Vêm à lembrança também certas características que constituem historicamente um certo médico-personagem da medicina brasileira: prepotência, superficialidade e um traço absolutamente insuportável: a fala eclesial para compensar a própria desinformação que oferece e a fragilidade leiga do paciente. Falam manso, pausadamente, com doçura, como se fossem filiados a algum tipo de congregação sádica de louvor aos opostos (fala mansa e bisturi bravo). É a encarnação do padre que dava a extrema-unção nos hospitais britânicos e alemães do século 19.

Qual seja a capacidade deste profissional tão importante de suportar uma crítica sincera e honesta – mas sem favor e contemporização – vindo do seio da sociedade é algo também a se considerar. Médicos, em geral, não gostam de críticas. São corporativistas.

Não é à toa que a maioria esmagadora dos recém formados em medicina opta por montar seus consultórios ou trabalhar nos grandes centros urbanos. O cidadão que mora no interior do Pará que morra ou procure um curandeiro.

É esse compromisso ético que enlouqueceu as escolas de medicina, alunos e professores, em 2013, quando da criação do Mais Médicos. Foi um tapa na cara desta lógica mesquinha e egoísta que visar o lucro mesmo habitando uma profissão nobre e socialmente estratégica.

Muitos médicos deveriam botar aquele nariz de palhaço agora. Deveriam botar o nariz de palhaço nos seus pacientes, durante a consulta. Deveriam escrever seus cartazes com português precário e desfilar pelo Hospital Sírio Libanês pedindo que Temer vá se tratar no SUS.

Vou repetir porque sei que este texto vai ferir sensibilidades: se você for um médico e se a carapuça não serviu, não se sinta atingido. Não tente defender um profissional de péssima qualidade que você sabe que existe e que, não raro, puxa o seu tapete (porque não tem competência para superá-lo na técnica).

Este texto é endereçado a toda a sociedade, mas via machucar um pouquinho mais os maus profissionais, o estado de catatonia daqueles que não lutam por melhores condições de prática de suas profissões.

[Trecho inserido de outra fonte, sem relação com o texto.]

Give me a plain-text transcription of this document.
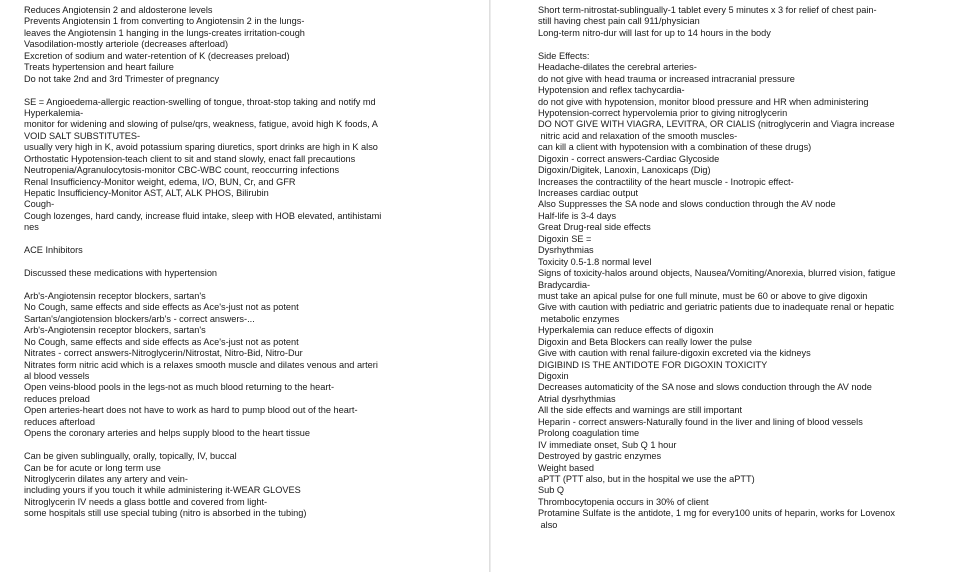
Reduces Angiotensin 2 and aldosterone levels
Prevents Angiotensin 1 from converting to Angiotensin 2 in the lungs-
leaves the Angiotensin 1 hanging in the lungs-creates irritation-cough
Vasodilation-mostly arteriole (decreases afterload)
Excretion of sodium and water-retention of K (decreases preload)
Treats hypertension and heart failure
Do not take 2nd and 3rd Trimester of pregnancy
SE = Angioedema-allergic reaction-swelling of tongue, throat-stop taking and notify md
Hyperkalemia-
monitor for widening and slowing of pulse/qrs, weakness, fatigue, avoid high K foods, A
VOID SALT SUBSTITUTES-
usually very high in K, avoid potassium sparing diuretics, sport drinks are high in K also
Orthostatic Hypotension-teach client to sit and stand slowly, enact fall precautions
Neutropenia/Agranulocytosis-monitor CBC-WBC count, reoccurring infections
Renal Insufficiency-Monitor weight, edema, I/O, BUN, Cr, and GFR
Hepatic Insufficiency-Monitor AST, ALT, ALK PHOS, Bilirubin
Cough-
Cough lozenges, hard candy, increase fluid intake, sleep with HOB elevated, antihistami
nes
ACE Inhibitors
Discussed these medications with hypertension
Arb's-Angiotensin receptor blockers, sartan's
No Cough, same effects and side effects as Ace's-just not as potent
Sartan's/angiotension blockers/arb's - correct answers-...
Arb's-Angiotensin receptor blockers, sartan's
No Cough, same effects and side effects as Ace's-just not as potent
Nitrates - correct answers-Nitroglycerin/Nitrostat, Nitro-Bid, Nitro-Dur
Nitrates form nitric acid which is a relaxes smooth muscle and dilates venous and arteri
al blood vessels
Open veins-blood pools in the legs-not as much blood returning to the heart-
reduces preload
Open arteries-heart does not have to work as hard to pump blood out of the heart-
reduces afterload
Opens the coronary arteries and helps supply blood to the heart tissue
Can be given sublingually, orally, topically, IV, buccal
Can be for acute or long term use
Nitroglycerin dilates any artery and vein-
including yours if you touch it while administering it-WEAR GLOVES
Nitroglycerin IV needs a glass bottle and covered from light-
some hospitals still use special tubing (nitro is absorbed in the tubing)
Short term-nitrostat-sublingually-1 tablet every 5 minutes x 3 for relief of chest pain-
still having chest pain call 911/physician
Long-term nitro-dur will last for up to 14 hours in the body
Side Effects:
Headache-dilates the cerebral arteries-
do not give with head trauma or increased intracranial pressure
Hypotension and reflex tachycardia-
do not give with hypotension, monitor blood pressure and HR when administering
Hypotension-correct hypervolemia prior to giving nitroglycerin
DO NOT GIVE WITH VIAGRA, LEVITRA, OR CIALIS (nitroglycerin and Viagra increase
nitric acid and relaxation of the smooth muscles-
can kill a client with hypotension with a combination of these drugs)
Digoxin - correct answers-Cardiac Glycoside
Digoxin/Digitek, Lanoxin, Lanoxicaps (Dig)
Increases the contractility of the heart muscle - Inotropic effect-
Increases cardiac output
Also Suppresses the SA node and slows conduction through the AV node
Half-life is 3-4 days
Great Drug-real side effects
Digoxin SE =
Dysrhythmias
Toxicity 0.5-1.8 normal level
Signs of toxicity-halos around objects, Nausea/Vomiting/Anorexia, blurred vision, fatigue
Bradycardia-
must take an apical pulse for one full minute, must be 60 or above to give digoxin
Give with caution with pediatric and geriatric patients due to inadequate renal or hepatic
metabolic enzymes
Hyperkalemia can reduce effects of digoxin
Digoxin and Beta Blockers can really lower the pulse
Give with caution with renal failure-digoxin excreted via the kidneys
DIGIBIND IS THE ANTIDOTE FOR DIGOXIN TOXICITY
Digoxin
Decreases automaticity of the SA nose and slows conduction through the AV node
Atrial dysrhythmias
All the side effects and warnings are still important
Heparin - correct answers-Naturally found in the liver and lining of blood vessels
Prolong coagulation time
IV immediate onset, Sub Q 1 hour
Destroyed by gastric enzymes
Weight based
aPTT (PTT also, but in the hospital we use the aPTT)
Sub Q
Thrombocytopenia occurs in 30% of client
Protamine Sulfate is the antidote, 1 mg for every100 units of heparin, works for Lovenox
also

Eu luto, como professor, para dar uma aula melhor do que aquela que a própria realidade espera. Eu luto, como músico, para oferecer um repertório diferente do que aquela “ração musical” habitualmente oferecida circuito de bares afora. Eu luto, como humorista do texto, para produzir piadas que não sejam racistas, nem classistas, nem misóginas e nem “velhas”.

Os médicos brasileiros não podem aceitar que seus pacientes continuem morrendo em intervenções básicas da medicina. Isso é humilhante para eles e desumano para todos.